Ein wichtiger Punkt ist einfach, dass ich denke, dass ich dieses Projekt mit meinen Büchern, mit meinen neuen Coaching-Techniken nicht allein schaffe. Ich werde es ohne Partner, ohne Unterstützung, ohne Team, ohne Inspiration und Beiträgen von anderen, ohne gegenseitige Verstärkung nicht schaffen, es wirklich groß und nützlich für viele Menschen zu machen. Aber ich werde es mit Partnern nur dann schaffen, wenn ich selbst genau an den Punkten, die gerade meine Themen sind, selbst klar bin.
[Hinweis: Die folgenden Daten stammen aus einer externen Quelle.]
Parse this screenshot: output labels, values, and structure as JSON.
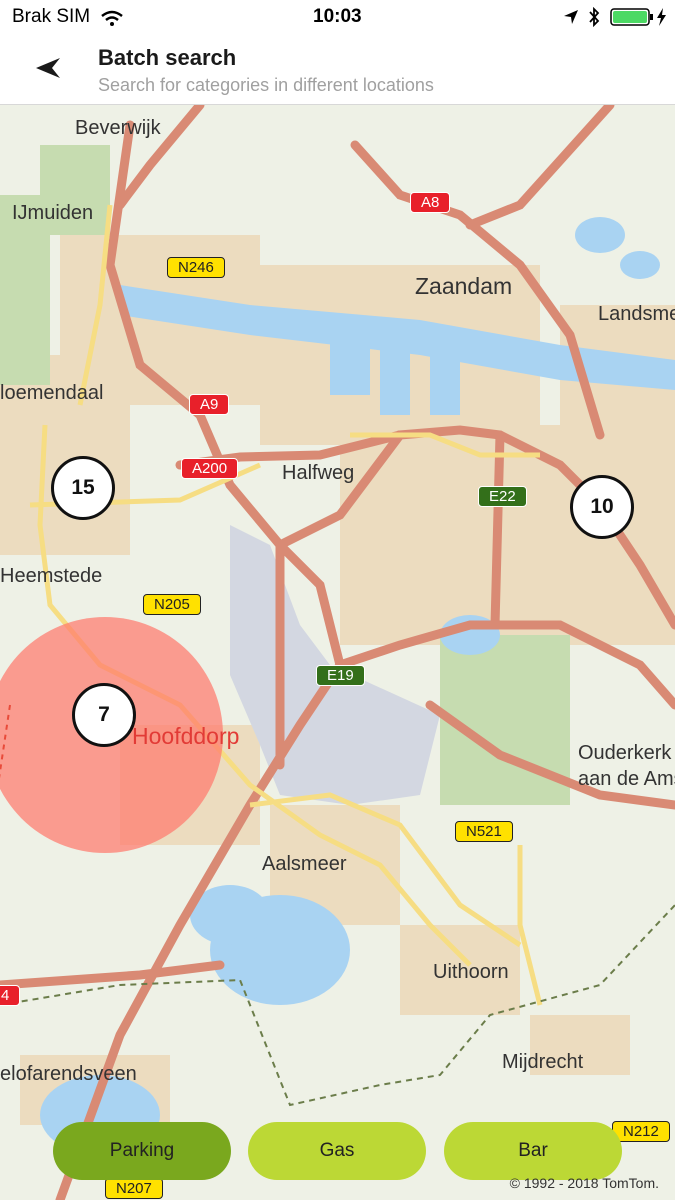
{
  "status_bar": {
    "carrier": "Brak SIM",
    "time": "10:03"
  },
  "header": {
    "title": "Batch search",
    "subtitle": "Search for categories in different locations"
  },
  "map": {
    "places": [
      "Beverwijk",
      "IJmuiden",
      "Zaandam",
      "Landsme",
      "loemendaal",
      "Halfweg",
      "Heemstede",
      "Hoofddorp",
      "Ouderkerk",
      "aan de Amst",
      "Aalsmeer",
      "Uithoorn",
      "Mijdrecht",
      "elofarendsveen"
    ],
    "roads": [
      "A8",
      "N246",
      "A9",
      "A200",
      "E22",
      "N205",
      "E19",
      "N521",
      "N212",
      "N207",
      "4"
    ],
    "clusters": [
      "15",
      "10",
      "7"
    ]
  },
  "buttons": {
    "parking": "Parking",
    "gas": "Gas",
    "bar": "Bar"
  },
  "colors": {
    "parking_active": "#7aa81e",
    "chip": "#bcd835",
    "search_radius": "#ff7a6e"
  },
  "copyright": "© 1992 - 2018 TomTom."
}
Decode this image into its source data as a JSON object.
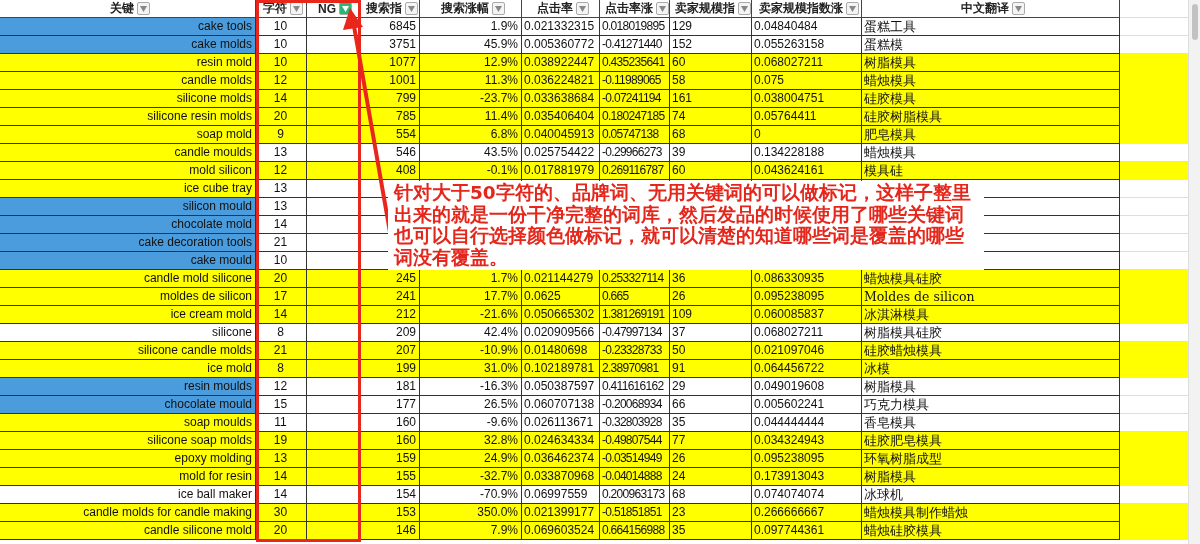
{
  "sheet": {
    "columns": [
      {
        "label": "关键",
        "filtered": false
      },
      {
        "label": "字符",
        "filtered": false
      },
      {
        "label": "NG",
        "filtered": true
      },
      {
        "label": "搜索指",
        "filtered": false
      },
      {
        "label": "搜索涨幅",
        "filtered": false
      },
      {
        "label": "点击率",
        "filtered": false
      },
      {
        "label": "点击率涨",
        "filtered": false
      },
      {
        "label": "卖家规模指",
        "filtered": false
      },
      {
        "label": "卖家规模指数涨",
        "filtered": false
      },
      {
        "label": "中文翻译",
        "filtered": false
      }
    ],
    "rows": [
      {
        "keyword": "cake tools",
        "color": "#4a9cdc",
        "highlighted": false,
        "chars": "10",
        "search_index": "6845",
        "search_growth": "1.9%",
        "ctr": "0.021332315",
        "ctr_growth": "0.018019895",
        "sellers": "129",
        "sellers_growth": "0.04840484",
        "translation": "蛋糕工具"
      },
      {
        "keyword": "cake molds",
        "color": "#4a9cdc",
        "highlighted": false,
        "chars": "10",
        "search_index": "3751",
        "search_growth": "45.9%",
        "ctr": "0.005360772",
        "ctr_growth": "-0.41271440",
        "sellers": "152",
        "sellers_growth": "0.055263158",
        "translation": "蛋糕模"
      },
      {
        "keyword": "resin mold",
        "color": "#ffff00",
        "highlighted": true,
        "chars": "10",
        "search_index": "1077",
        "search_growth": "12.9%",
        "ctr": "0.038922447",
        "ctr_growth": "0.435235641",
        "sellers": "60",
        "sellers_growth": "0.068027211",
        "translation": "树脂模具"
      },
      {
        "keyword": "candle molds",
        "color": "#ffff00",
        "highlighted": true,
        "chars": "12",
        "search_index": "1001",
        "search_growth": "11.3%",
        "ctr": "0.036224821",
        "ctr_growth": "-0.11989065",
        "sellers": "58",
        "sellers_growth": "0.075",
        "translation": "蜡烛模具"
      },
      {
        "keyword": "silicone molds",
        "color": "#ffff00",
        "highlighted": true,
        "chars": "14",
        "search_index": "799",
        "search_growth": "-23.7%",
        "ctr": "0.033638684",
        "ctr_growth": "-0.07241194",
        "sellers": "161",
        "sellers_growth": "0.038004751",
        "translation": "硅胶模具"
      },
      {
        "keyword": "silicone resin molds",
        "color": "#ffff00",
        "highlighted": true,
        "chars": "20",
        "search_index": "785",
        "search_growth": "11.4%",
        "ctr": "0.035406404",
        "ctr_growth": "0.180247185",
        "sellers": "74",
        "sellers_growth": "0.05764411",
        "translation": "硅胶树脂模具"
      },
      {
        "keyword": "soap mold",
        "color": "#ffff00",
        "highlighted": true,
        "chars": "9",
        "search_index": "554",
        "search_growth": "6.8%",
        "ctr": "0.040045913",
        "ctr_growth": "0.05747138",
        "sellers": "68",
        "sellers_growth": "0",
        "translation": "肥皂模具"
      },
      {
        "keyword": "candle moulds",
        "color": "#ffff00",
        "highlighted": false,
        "chars": "13",
        "search_index": "546",
        "search_growth": "43.5%",
        "ctr": "0.025754422",
        "ctr_growth": "-0.29966273",
        "sellers": "39",
        "sellers_growth": "0.134228188",
        "translation": "蜡烛模具"
      },
      {
        "keyword": "mold silicon",
        "color": "#ffff00",
        "highlighted": true,
        "chars": "12",
        "search_index": "408",
        "search_growth": "-0.1%",
        "ctr": "0.017881979",
        "ctr_growth": "0.269116787",
        "sellers": "60",
        "sellers_growth": "0.043624161",
        "translation": "模具硅"
      },
      {
        "keyword": "ice cube tray",
        "color": "#ffff00",
        "highlighted": false,
        "chars": "13"
      },
      {
        "keyword": "silicon mould",
        "color": "#4a9cdc",
        "highlighted": false,
        "chars": "13"
      },
      {
        "keyword": "chocolate mold",
        "color": "#4a9cdc",
        "highlighted": false,
        "chars": "14"
      },
      {
        "keyword": "cake decoration tools",
        "color": "#4a9cdc",
        "highlighted": false,
        "chars": "21"
      },
      {
        "keyword": "cake mould",
        "color": "#4a9cdc",
        "highlighted": false,
        "chars": "10"
      },
      {
        "keyword": "candle mold silicone",
        "color": "#ffff00",
        "highlighted": true,
        "chars": "20",
        "search_index": "245",
        "search_growth": "1.7%",
        "ctr": "0.021144279",
        "ctr_growth": "0.253327114",
        "sellers": "36",
        "sellers_growth": "0.086330935",
        "translation": "蜡烛模具硅胶"
      },
      {
        "keyword": "moldes de silicon",
        "color": "#ffff00",
        "highlighted": true,
        "chars": "17",
        "search_index": "241",
        "search_growth": "17.7%",
        "ctr": "0.0625",
        "ctr_growth": "0.665",
        "sellers": "26",
        "sellers_growth": "0.095238095",
        "translation": "Moldes de silicon"
      },
      {
        "keyword": "ice cream mold",
        "color": "#ffff00",
        "highlighted": true,
        "chars": "14",
        "search_index": "212",
        "search_growth": "-21.6%",
        "ctr": "0.050665302",
        "ctr_growth": "1.381269191",
        "sellers": "109",
        "sellers_growth": "0.060085837",
        "translation": "冰淇淋模具"
      },
      {
        "keyword": "silicone",
        "color": "#ffffff",
        "highlighted": false,
        "chars": "8",
        "search_index": "209",
        "search_growth": "42.4%",
        "ctr": "0.020909566",
        "ctr_growth": "-0.47997134",
        "sellers": "37",
        "sellers_growth": "0.068027211",
        "translation": "树脂模具硅胶"
      },
      {
        "keyword": "silicone candle molds",
        "color": "#ffff00",
        "highlighted": true,
        "chars": "21",
        "search_index": "207",
        "search_growth": "-10.9%",
        "ctr": "0.01480698",
        "ctr_growth": "-0.23328733",
        "sellers": "50",
        "sellers_growth": "0.021097046",
        "translation": "硅胶蜡烛模具"
      },
      {
        "keyword": "ice mold",
        "color": "#ffff00",
        "highlighted": true,
        "chars": "8",
        "search_index": "199",
        "search_growth": "31.0%",
        "ctr": "0.102189781",
        "ctr_growth": "2.38970981",
        "sellers": "91",
        "sellers_growth": "0.064456722",
        "translation": "冰模"
      },
      {
        "keyword": "resin moulds",
        "color": "#4a9cdc",
        "highlighted": false,
        "chars": "12",
        "search_index": "181",
        "search_growth": "-16.3%",
        "ctr": "0.050387597",
        "ctr_growth": "0.411616162",
        "sellers": "29",
        "sellers_growth": "0.049019608",
        "translation": "树脂模具"
      },
      {
        "keyword": "chocolate mould",
        "color": "#4a9cdc",
        "highlighted": false,
        "chars": "15",
        "search_index": "177",
        "search_growth": "26.5%",
        "ctr": "0.060707138",
        "ctr_growth": "-0.20068934",
        "sellers": "66",
        "sellers_growth": "0.005602241",
        "translation": "巧克力模具"
      },
      {
        "keyword": "soap moulds",
        "color": "#ffff00",
        "highlighted": false,
        "chars": "11",
        "search_index": "160",
        "search_growth": "-9.6%",
        "ctr": "0.026113671",
        "ctr_growth": "-0.32803928",
        "sellers": "35",
        "sellers_growth": "0.044444444",
        "translation": "香皂模具"
      },
      {
        "keyword": "silicone soap molds",
        "color": "#ffff00",
        "highlighted": true,
        "chars": "19",
        "search_index": "160",
        "search_growth": "32.8%",
        "ctr": "0.024634334",
        "ctr_growth": "-0.49807544",
        "sellers": "77",
        "sellers_growth": "0.034324943",
        "translation": "硅胶肥皂模具"
      },
      {
        "keyword": "epoxy molding",
        "color": "#ffff00",
        "highlighted": true,
        "chars": "13",
        "search_index": "159",
        "search_growth": "24.9%",
        "ctr": "0.036462374",
        "ctr_growth": "-0.03514949",
        "sellers": "26",
        "sellers_growth": "0.095238095",
        "translation": "环氧树脂成型"
      },
      {
        "keyword": "mold for resin",
        "color": "#ffff00",
        "highlighted": true,
        "chars": "14",
        "search_index": "155",
        "search_growth": "-32.7%",
        "ctr": "0.033870968",
        "ctr_growth": "-0.04014888",
        "sellers": "24",
        "sellers_growth": "0.173913043",
        "translation": "树脂模具"
      },
      {
        "keyword": "ice ball maker",
        "color": "#ffffff",
        "highlighted": false,
        "chars": "14",
        "search_index": "154",
        "search_growth": "-70.9%",
        "ctr": "0.06997559",
        "ctr_growth": "0.200963173",
        "sellers": "68",
        "sellers_growth": "0.074074074",
        "translation": "冰球机"
      },
      {
        "keyword": "candle molds for candle making",
        "color": "#ffff00",
        "highlighted": true,
        "chars": "30",
        "search_index": "153",
        "search_growth": "350.0%",
        "ctr": "0.021399177",
        "ctr_growth": "-0.51851851",
        "sellers": "23",
        "sellers_growth": "0.266666667",
        "translation": "蜡烛模具制作蜡烛"
      },
      {
        "keyword": "candle silicone mold",
        "color": "#ffff00",
        "highlighted": true,
        "chars": "20",
        "search_index": "146",
        "search_growth": "7.9%",
        "ctr": "0.069603524",
        "ctr_growth": "0.664156988",
        "sellers": "35",
        "sellers_growth": "0.097744361",
        "translation": "蜡烛硅胶模具"
      }
    ]
  },
  "note": {
    "text": "针对大于50字符的、品牌词、无用关键词的可以做标记，这样子整里出来的就是一份干净完整的词库，然后发品的时候使用了哪些关键词也可以自行选择颜色做标记，就可以清楚的知道哪些词是覆盖的哪些词没有覆盖。"
  }
}
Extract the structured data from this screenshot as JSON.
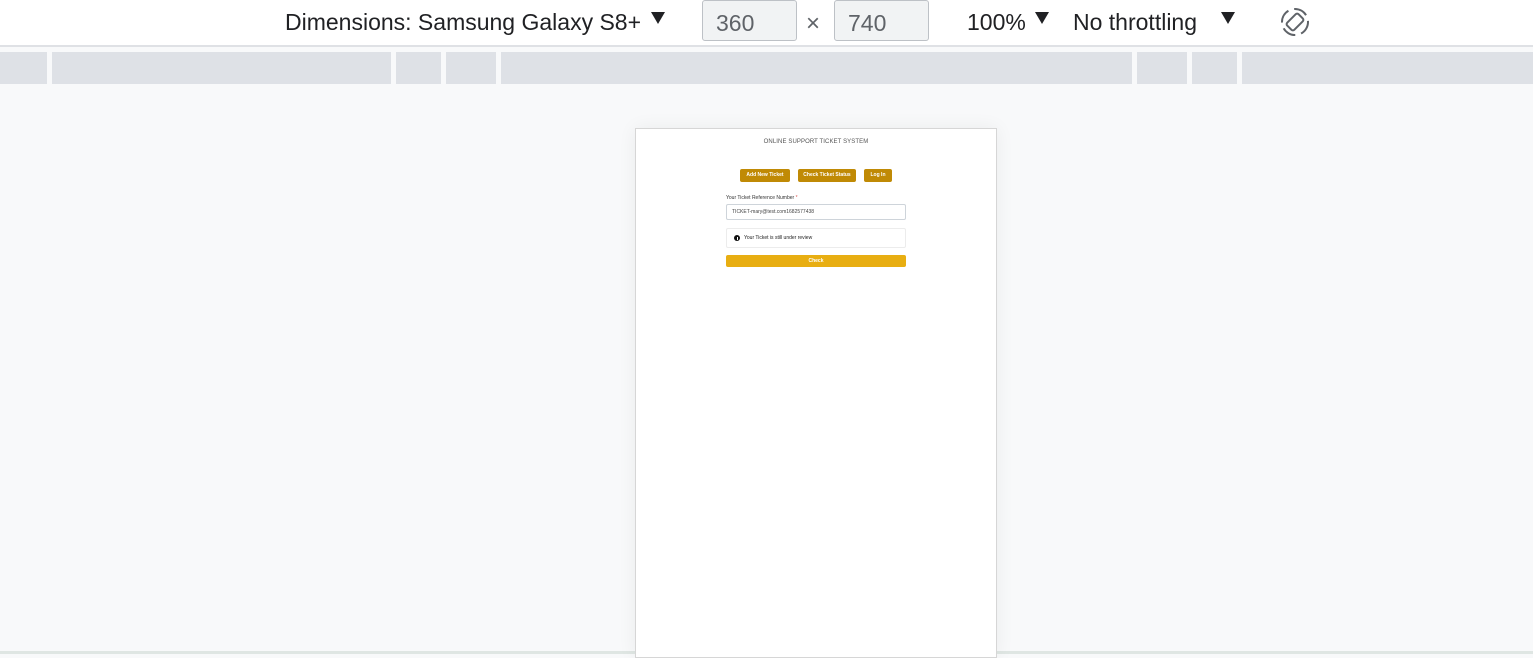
{
  "devtools": {
    "dimensions_label": "Dimensions: Samsung Galaxy S8+",
    "width_value": "360",
    "times_symbol": "×",
    "height_value": "740",
    "zoom_label": "100%",
    "throttling_label": "No throttling",
    "rotate_icon": "rotate-device-icon"
  },
  "app": {
    "title": "ONLINE SUPPORT TICKET SYSTEM",
    "nav": {
      "add_ticket": "Add New Ticket",
      "check_status": "Check Ticket Status",
      "login": "Log In"
    },
    "form": {
      "reference_label": "Your Ticket Reference Number",
      "required_marker": "*",
      "reference_value": "TICKET-mary@test.com1682577438",
      "status_message": "Your Ticket is still under review",
      "check_button": "Check"
    }
  },
  "colors": {
    "nav_button": "#c08a05",
    "check_button": "#e8ae12",
    "ruler": "#dee1e6"
  }
}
Nicht fertig bin, aber klar bin und auf meinem Weg bin, also an einem bestimmten Punkt dieses Weges bin.
Und meine Stärke ist dabei meine Erlaubnis und Fähigkeit, schwach sein zu dürfen. Meine Stärke ist mein Selbstwert.
Solange ich anderen Menschen die Aufgabe gebe, mich durch ihren Glanz erstrahlen zu lassen und nicht durch meinen eigenen Glanz selbst zu erstrahlen, klappt das nicht. Solange ich im Grunde genommen mit den anderen Menschen das mache, was ich mein bisheriges Leben lang mit mir gemacht habe, nämlich: die Menschen um mich herum dürfen nicht schwach sein, sie müssen glänzen, sie müssen toll, perfekt sein oder zumindest einfach nur so aussehen, sonst sind sie nicht gut genug und nicht in Ordnung. So lange ich das so mit anderen Menschen mache, wird das mit der Zusammenarbeit mit ihnen nicht funktionieren.
Und solange ich meinen Selbstwert über das Strahlen, die Leistungen und die vermeintliche Größe der anderen definiere, also praktisch in einer Abhängigkeit zu ihnen stehe, in einer Symbiose, was meinen Selbstwert betrifft, so lange funktioniert das auch für mich persönlich als Mensch in meinem Leben nicht.
Ich selbst bin der Ursprung, die Basis für meinen Erfolg. Und die Kraft kommt aus mir heraus.